San Luis will be voting tomorrow without the surname of Rodríguez Saá on the ballot for the first time in 40 years (except in 2011), a name which takes us down memory lane with the cable television miniseries Diciembre 2001 kicking off last Wednesday since Adolfo Rodríguez Saá was the last president of that fateful month. That famous “Begone with them all” 2001 slogan of anti-system outrage against politicians is now more in the air than at any time since then, while today’s currency seems to be entering irreversibly into a similar terminal phase. Are we also on the road to the wildly atypical 2003 elections which saw no less than five candidates in a 14 to 24 percent range? Back then Argentina was still 16 months away from voting day while there are just 19 weeks to go now but last week’s disarray in the ranks of the Juntos por el Cambio opposition coalition points to a similar fragmentation unfolding at greater speed.
History never repeats itself exactly and there is at least one major difference, the PASO primary filter in force since 2009 (even if much of Kirchnerite Peronism seems bent on ignoring its own creation). The opposition mess also offers the positive aspect of preventing history repeating itself in the form of the equally dysfunctional and weakly led Alliance back in 2001 and the Frente de Todos coalition now – if a political team lacks any common denominator (other than polarisation against the now fading star of Vice-President Cristina Fernández de Kirchner), better to find out now than when in office.
If the 1999 presidential elections with 87 percent voting for the two main presidential candidates were followed by extreme fragmentation in 2003, could there now be a similar contrast underway between the upcoming contest and the 2019 voting when 88.5 percent opted for Frente de Todos or Juntos por el Cambio? This fragmentation is even more extreme with today’s personalised politics – traditional party labels like Peronism or Radicalism are falling increasingly into disuse with political discourse revolving around names like Patricia Bullrich or Javier Milei or even first names (Cristina or the “Gustavo Gobernador” ticket winning the May 14 provincial elections in Salta). Atomised personalities who seem more interested in speaking to the media and the social networks rather than to each other (including and especially political allies) or even the voter.
The alternative to fragmentation decomposing into atomization would be recomposing alliances. As the founding father of Juntos por el Cambio, ex-president Mauricio Macri is making it increasingly clear that he would be far more comfortable with Milei's libertarians than with most Radicals, to give one example, while Milei is in turn reviving the memories of two decades ago by increasingly picking up the pieces from the winner of the 2003 first round, the late Carlos Menem. Should any Macri-Milei alliance prosper, this would mark a veritable revolution in Argentine politics since thus vacating the middle ground has never previously been considered a winning strategy. But then again many things are possible in fragmented voting (thinking back to the 2003 election eventually won by its runner-up). Yet if these possibilities extend to a deeply unpopular ruling coalition winning after all, could this turn the wheel full circle and revive the previous polarisation? But the processes of political evolution do not necessarily fall in line with the electoral calendar – the above speculation collides with the fact that campaign alliances must be defined by next Wednesday and thus might well be idle. We shall know far more by next weekend.

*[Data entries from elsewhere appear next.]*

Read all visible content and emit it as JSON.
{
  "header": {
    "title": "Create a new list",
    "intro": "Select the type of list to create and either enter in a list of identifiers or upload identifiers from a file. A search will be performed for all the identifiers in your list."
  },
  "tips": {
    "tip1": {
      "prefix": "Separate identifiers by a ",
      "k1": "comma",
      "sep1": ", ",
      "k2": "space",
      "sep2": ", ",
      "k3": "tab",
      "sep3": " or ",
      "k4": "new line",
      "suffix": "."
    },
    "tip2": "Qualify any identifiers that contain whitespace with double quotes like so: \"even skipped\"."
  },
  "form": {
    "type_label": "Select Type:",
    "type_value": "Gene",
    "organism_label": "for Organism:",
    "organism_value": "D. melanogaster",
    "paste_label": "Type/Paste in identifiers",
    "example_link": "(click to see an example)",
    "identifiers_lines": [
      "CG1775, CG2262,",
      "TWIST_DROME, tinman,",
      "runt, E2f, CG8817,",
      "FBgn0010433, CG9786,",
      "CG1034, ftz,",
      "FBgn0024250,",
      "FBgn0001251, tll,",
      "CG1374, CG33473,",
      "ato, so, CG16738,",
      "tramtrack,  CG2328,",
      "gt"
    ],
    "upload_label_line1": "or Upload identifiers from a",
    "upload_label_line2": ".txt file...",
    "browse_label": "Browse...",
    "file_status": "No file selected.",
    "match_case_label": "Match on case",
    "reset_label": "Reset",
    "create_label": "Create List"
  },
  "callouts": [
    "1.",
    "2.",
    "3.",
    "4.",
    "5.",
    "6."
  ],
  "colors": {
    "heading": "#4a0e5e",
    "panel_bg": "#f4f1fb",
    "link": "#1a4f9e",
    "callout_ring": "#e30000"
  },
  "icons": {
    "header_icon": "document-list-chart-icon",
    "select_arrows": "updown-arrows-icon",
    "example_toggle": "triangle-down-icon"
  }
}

Also making such speculation idle is the fact that the vast majority of people have much greater urgencies than the vanity fair of political egos, especially runaway inflation. The campaign’s real need is for platforms, not personalities, even if the definition of constructive alternatives faces the extremely uphill task of not only building consensus in a fragmented political universe but also finding an echo amid a generally negative public mood more attracted by anti-system rage. Yet a crisis always offers several exit doors and we can learn from history by choosing them better – if that last month of 2001 now being commemorated by a cable TV miniseries ended in the default shortcut of Rodríguez Saá with the more permanent solutions coming from Kirchnerism, we should be looking much harder at the various options on offer in order to prevent history from repeating itself.